Composing these transformations allows for extremely efficient inference via parallelization, as inference with a linear model is simply a linear recurrence. To see why inference is so efficient, observe that for any given token $t_n$ we want to generate, we simply form a polynomial of powers of $Q$ with scaled (one-hot) $t_0$.
\[t_1 = HW(c_0 t_0) = Q(c_0 t_0) \\ t_2 = H(c_1Wt_0 + c_2W(HWc_0 t_0)) = Q(c_1 t_0) + Q^2(c_0 t_0) \\ t_3 = Qc_3t_0 + Q^2c_4c_0t_0 + Q^2c_1c_5t_0 + Q^3c_0t_0\]This allows one to calculate $t_n$ and $t_{n+1}$ in parallel, and indeed one can calculate all next tokens in parallel because of the linearity of the model in question. To further save computational costs, for $N$ tokens one wants to generate one can compute the $N$ powers of $Q$ in $O(N \log m)$ time and then save the single column of each matrix that is required to compute the multiplication with $t_0$, which requires $mxN$ memory. If this is done, each polynomial term reduces to a single scaling of a vector and the computation of the polynomial as a whole is reducible to vector addition, which may be achieved in $O(\log N)$ time via prefix sum. In this sense, one can cache vectors and compute all next tokens required in parallel via cache lookups and addition with $O(log N)$ time complexity (and $O(N)$ space) without any modifications to the mixer architecture itself.
Linear Mixer Scaling
How can one increase the dimensionality of a linear mixer model? As we are effectively limited to $W_{m, n}, m=n$ where $m = \vert t \vert$ we can simply increase the tokenizer size to increase the dimensionality of the transformation $W$. But this presents a problem: one cannot directly compare cross-entropy loss values of models with different tokenizers, as the amount of information necessary to match a target distribution clearly changes depending on how many elements exist in that distribution (as guessing one of two values is easier than guessing one of a thousand). We must instead convert our cross-entropy loss values to a more universal measurement, which we choose somewhat arbitrarily to be compression in terms of Bits per Byte (of text). The cross-entropy loss on this page is equivalent to negative log likelihood loss $\Bbb L$ on softmax-transformed logits, which happily makes calculation of bits per byte straightforward.

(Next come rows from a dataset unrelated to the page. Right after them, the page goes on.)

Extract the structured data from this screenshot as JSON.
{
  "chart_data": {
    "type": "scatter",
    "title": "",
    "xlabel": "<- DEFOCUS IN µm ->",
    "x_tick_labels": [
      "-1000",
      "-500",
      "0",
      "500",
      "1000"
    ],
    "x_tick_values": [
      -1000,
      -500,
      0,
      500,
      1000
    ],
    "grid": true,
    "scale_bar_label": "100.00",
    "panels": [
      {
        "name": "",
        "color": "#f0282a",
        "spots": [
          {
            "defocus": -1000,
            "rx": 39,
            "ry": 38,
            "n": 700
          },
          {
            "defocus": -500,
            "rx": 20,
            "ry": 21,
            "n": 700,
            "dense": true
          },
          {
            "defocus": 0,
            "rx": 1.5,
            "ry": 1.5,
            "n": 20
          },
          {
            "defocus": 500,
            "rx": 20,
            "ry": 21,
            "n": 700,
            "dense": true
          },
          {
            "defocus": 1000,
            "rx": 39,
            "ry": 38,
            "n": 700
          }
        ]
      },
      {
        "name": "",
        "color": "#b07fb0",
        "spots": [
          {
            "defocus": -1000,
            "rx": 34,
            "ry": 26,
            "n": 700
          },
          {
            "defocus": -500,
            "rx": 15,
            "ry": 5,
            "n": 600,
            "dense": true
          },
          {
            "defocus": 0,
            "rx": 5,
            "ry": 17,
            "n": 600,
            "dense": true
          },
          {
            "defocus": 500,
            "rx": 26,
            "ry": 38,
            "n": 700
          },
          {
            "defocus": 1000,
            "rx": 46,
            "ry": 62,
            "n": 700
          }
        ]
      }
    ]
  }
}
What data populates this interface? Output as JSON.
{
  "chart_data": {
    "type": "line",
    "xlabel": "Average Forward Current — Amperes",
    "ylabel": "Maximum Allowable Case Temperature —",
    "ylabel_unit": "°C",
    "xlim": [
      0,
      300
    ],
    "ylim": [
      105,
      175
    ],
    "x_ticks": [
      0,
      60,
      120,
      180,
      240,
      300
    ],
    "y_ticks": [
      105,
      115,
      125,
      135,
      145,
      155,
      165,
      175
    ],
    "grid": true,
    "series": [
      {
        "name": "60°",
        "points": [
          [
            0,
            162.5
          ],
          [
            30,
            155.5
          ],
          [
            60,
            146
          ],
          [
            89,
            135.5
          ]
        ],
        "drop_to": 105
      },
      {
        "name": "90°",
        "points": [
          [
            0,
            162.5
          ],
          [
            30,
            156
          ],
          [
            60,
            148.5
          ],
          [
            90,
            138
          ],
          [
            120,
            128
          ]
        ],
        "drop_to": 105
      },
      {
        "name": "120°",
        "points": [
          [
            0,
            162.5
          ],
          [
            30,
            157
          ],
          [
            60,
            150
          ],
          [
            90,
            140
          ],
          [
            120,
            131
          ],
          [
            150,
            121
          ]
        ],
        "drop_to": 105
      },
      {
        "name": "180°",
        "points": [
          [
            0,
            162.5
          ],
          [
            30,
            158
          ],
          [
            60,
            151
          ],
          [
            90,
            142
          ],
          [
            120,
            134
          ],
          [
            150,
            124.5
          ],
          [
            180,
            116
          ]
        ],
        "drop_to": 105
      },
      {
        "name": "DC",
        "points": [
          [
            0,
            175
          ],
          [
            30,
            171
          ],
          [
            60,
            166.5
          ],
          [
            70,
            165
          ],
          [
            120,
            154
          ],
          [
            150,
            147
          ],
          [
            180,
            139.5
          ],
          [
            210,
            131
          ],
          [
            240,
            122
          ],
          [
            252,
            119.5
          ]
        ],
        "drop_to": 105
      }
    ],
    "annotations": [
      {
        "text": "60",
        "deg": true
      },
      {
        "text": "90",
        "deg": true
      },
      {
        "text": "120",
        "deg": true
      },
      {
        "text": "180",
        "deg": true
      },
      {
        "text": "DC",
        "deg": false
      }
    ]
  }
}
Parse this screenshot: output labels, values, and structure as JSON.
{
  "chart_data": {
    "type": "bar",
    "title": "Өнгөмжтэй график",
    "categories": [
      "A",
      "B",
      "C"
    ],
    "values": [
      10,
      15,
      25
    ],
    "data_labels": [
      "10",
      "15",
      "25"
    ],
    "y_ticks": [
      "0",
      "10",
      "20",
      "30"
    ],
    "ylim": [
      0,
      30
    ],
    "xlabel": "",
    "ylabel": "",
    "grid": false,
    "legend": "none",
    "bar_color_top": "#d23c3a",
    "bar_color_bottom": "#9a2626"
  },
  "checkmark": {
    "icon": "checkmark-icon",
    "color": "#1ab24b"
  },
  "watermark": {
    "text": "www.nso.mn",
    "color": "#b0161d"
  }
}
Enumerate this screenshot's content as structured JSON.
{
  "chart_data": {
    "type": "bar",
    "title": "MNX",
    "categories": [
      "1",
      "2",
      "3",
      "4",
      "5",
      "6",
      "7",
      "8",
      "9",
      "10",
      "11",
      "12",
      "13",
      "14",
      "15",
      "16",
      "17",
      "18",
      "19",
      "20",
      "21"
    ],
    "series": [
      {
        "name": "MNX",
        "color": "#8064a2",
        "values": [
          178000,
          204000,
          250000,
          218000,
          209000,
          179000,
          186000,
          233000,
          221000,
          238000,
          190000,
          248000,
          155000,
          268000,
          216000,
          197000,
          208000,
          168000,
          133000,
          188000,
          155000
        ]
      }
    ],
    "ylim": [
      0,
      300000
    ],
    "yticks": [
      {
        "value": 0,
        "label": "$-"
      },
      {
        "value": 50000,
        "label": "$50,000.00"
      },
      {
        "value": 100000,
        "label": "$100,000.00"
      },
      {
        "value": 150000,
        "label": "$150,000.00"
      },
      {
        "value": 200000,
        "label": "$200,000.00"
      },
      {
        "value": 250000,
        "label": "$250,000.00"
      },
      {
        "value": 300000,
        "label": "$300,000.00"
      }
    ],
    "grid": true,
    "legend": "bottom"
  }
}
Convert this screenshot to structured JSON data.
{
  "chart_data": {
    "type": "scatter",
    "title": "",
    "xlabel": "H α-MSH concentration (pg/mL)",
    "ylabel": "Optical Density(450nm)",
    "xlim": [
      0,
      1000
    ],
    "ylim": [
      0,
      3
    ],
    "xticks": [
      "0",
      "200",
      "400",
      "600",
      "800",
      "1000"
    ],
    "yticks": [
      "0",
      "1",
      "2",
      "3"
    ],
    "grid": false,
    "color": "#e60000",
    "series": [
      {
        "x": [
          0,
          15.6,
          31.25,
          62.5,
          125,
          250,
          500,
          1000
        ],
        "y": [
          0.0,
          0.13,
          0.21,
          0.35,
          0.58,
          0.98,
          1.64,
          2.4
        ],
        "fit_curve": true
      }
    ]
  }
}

To find the number of bits per byte compression each model achieves, first we calculate the average number of characters per token $L_t / L_c$ and then find the model’s loss and calculate as follows:
\[BPC = (L_t/L_c) * \Bbb L / \ln(2)\]Now able to compare compression results between models with different tokenizers, we find that compression does increase as $d_m=\vert t \vert$ increases, but that there is rather fast saturation with respect to compression per sample trained upon relative to the nearly-linear models above.